ブラインドフォールドテスト(その3)
ブラインドフォールドテストを絶対視し、
いわゆるオープンテストは信用できないと主張している人の多くは、
ステレオサウンドがやってきた試聴というものを一度も体験したことのない人なのだろう。
試聴というものは、オーディオ雑誌を読んでいた時と、
実際に試聴室という現場で仕事をするようになってからでは、認識がそうとうに変ってくる。

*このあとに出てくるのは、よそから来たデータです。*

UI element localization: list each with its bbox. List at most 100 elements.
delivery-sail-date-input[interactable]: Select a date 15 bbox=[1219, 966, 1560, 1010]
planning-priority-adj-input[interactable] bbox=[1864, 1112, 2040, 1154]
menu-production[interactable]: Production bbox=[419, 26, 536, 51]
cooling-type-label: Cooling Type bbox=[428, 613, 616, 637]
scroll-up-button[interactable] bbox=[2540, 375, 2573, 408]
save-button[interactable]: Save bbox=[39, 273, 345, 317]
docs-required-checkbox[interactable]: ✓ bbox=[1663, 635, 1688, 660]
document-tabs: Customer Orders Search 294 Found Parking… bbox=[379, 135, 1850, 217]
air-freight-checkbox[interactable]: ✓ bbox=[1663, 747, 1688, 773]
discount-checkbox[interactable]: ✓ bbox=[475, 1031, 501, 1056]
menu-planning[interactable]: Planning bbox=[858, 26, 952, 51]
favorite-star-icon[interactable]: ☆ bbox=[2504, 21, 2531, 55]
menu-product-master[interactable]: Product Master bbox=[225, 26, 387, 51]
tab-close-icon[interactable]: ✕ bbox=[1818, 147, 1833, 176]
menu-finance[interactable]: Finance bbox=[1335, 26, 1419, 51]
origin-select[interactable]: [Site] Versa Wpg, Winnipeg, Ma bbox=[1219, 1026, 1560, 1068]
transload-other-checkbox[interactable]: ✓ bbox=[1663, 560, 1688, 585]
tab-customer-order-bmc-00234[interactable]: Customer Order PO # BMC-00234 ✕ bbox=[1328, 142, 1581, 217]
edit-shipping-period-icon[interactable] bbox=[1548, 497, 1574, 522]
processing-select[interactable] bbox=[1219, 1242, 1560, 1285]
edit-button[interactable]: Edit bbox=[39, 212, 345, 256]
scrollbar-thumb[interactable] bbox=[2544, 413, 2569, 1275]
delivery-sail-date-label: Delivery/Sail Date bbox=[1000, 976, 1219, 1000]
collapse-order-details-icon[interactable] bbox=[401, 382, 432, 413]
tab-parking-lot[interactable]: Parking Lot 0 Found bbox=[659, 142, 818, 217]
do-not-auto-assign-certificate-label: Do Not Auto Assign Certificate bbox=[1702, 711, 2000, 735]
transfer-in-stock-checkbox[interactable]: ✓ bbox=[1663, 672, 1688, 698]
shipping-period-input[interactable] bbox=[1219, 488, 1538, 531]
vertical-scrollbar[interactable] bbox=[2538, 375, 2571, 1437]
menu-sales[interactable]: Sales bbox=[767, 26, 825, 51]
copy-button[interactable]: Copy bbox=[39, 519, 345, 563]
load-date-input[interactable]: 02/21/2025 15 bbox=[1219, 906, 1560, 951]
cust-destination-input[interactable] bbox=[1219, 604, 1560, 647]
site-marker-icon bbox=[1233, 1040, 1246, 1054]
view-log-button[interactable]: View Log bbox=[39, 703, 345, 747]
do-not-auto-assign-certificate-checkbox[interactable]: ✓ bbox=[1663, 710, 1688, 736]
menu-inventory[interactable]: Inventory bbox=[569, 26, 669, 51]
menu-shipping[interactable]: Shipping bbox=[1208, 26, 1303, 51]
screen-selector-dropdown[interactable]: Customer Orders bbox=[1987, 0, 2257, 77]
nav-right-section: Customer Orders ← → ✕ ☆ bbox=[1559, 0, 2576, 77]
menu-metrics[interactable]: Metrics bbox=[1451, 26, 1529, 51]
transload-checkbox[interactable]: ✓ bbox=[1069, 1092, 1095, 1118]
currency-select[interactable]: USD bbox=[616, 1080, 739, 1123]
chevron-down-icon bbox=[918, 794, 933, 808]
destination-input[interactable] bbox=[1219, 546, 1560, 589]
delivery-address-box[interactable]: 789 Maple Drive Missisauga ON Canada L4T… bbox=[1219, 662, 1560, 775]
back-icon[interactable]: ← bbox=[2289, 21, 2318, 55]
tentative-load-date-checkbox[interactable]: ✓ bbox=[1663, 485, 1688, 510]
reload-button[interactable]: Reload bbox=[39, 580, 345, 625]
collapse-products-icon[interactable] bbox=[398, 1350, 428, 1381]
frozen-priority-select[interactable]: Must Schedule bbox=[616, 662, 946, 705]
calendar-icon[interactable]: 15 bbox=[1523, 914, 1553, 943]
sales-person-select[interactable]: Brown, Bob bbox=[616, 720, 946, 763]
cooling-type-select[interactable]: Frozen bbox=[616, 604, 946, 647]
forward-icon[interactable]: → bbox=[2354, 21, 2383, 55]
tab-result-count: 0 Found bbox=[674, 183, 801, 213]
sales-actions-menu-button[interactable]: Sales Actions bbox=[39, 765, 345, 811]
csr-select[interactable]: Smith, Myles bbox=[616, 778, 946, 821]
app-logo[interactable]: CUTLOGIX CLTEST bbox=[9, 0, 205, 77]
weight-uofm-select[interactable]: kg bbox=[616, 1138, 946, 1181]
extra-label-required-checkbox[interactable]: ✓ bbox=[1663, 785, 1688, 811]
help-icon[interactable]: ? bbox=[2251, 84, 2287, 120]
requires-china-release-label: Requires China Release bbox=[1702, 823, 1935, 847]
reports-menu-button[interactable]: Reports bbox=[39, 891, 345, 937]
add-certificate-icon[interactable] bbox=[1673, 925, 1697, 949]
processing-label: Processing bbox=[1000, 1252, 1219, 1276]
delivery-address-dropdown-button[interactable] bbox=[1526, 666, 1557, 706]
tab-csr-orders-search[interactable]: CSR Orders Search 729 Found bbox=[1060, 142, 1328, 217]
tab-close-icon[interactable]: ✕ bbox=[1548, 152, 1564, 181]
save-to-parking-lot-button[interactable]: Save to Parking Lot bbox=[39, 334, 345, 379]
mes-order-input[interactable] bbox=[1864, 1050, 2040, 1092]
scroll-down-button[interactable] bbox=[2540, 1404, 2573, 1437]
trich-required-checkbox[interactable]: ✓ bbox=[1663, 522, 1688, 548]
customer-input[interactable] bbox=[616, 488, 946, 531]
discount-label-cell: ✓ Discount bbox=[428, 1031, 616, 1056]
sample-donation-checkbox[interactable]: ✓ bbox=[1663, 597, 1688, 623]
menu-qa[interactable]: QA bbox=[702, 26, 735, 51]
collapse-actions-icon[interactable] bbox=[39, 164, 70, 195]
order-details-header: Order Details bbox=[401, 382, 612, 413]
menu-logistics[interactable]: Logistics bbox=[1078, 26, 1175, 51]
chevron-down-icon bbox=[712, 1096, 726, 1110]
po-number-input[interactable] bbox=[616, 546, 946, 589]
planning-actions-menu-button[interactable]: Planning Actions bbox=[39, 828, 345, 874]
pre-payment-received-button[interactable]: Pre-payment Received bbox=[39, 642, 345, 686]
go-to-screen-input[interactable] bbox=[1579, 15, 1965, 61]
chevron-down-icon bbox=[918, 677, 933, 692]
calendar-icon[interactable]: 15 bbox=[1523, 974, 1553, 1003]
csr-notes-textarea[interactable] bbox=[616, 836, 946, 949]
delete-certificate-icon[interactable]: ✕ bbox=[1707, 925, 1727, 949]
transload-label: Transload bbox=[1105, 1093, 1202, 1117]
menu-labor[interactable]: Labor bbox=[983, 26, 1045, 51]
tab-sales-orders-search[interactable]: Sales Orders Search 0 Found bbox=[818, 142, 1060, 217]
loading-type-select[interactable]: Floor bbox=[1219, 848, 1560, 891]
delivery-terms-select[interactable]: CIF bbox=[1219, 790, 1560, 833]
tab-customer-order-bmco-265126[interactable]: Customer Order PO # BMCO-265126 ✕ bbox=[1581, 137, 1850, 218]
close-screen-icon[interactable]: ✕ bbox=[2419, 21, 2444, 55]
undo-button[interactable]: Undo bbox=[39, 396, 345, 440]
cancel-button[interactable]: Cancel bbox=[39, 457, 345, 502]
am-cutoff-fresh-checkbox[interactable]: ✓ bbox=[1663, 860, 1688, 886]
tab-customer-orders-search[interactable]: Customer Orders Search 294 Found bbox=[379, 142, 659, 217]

これはいくら言葉で説明しても伝わりにくいものであるようで、
私も読者だった時代、
ステレオサウンドの特集記事のテストの方法は毎回きちんと読んでいた。
それでも、試聴という仕事をあまく捉えていたことを、
ステレオサウンドで働くようになって気づいた。
試聴の方法として、どういうやり方がいいのか。
ブラインドフォールドテストがいちばんいいやり方ではない。
そのことははっきりしている。
他のやり方すべてに問題点があることもわかっている。
これはすべてのテスト(試聴)方法に共通していえることだが、
いったい何をテストしているのかを明確にしていかなければならない。
何をバカなことをいっているんだ、と思われた方は、
試聴というものがよくわかっていないといえる。
例えばパワーアンプのテスト。
試聴順(ステレオサウンドの場合、価格順が多い)にアンプを聴いていく。
CDプレーヤー、コントロールアンプ、スピーカーシステムは試聴の間、変更はしない。
変っていくのはパワーアンプのみである。
そうやってかなりの数のパワーアンプを聴く。
果して、この試聴はパワーアンプの試聴とはっきりといえるだろうか。
パワーアンプの試聴だといえるには、どういうことが条件となってくるのか。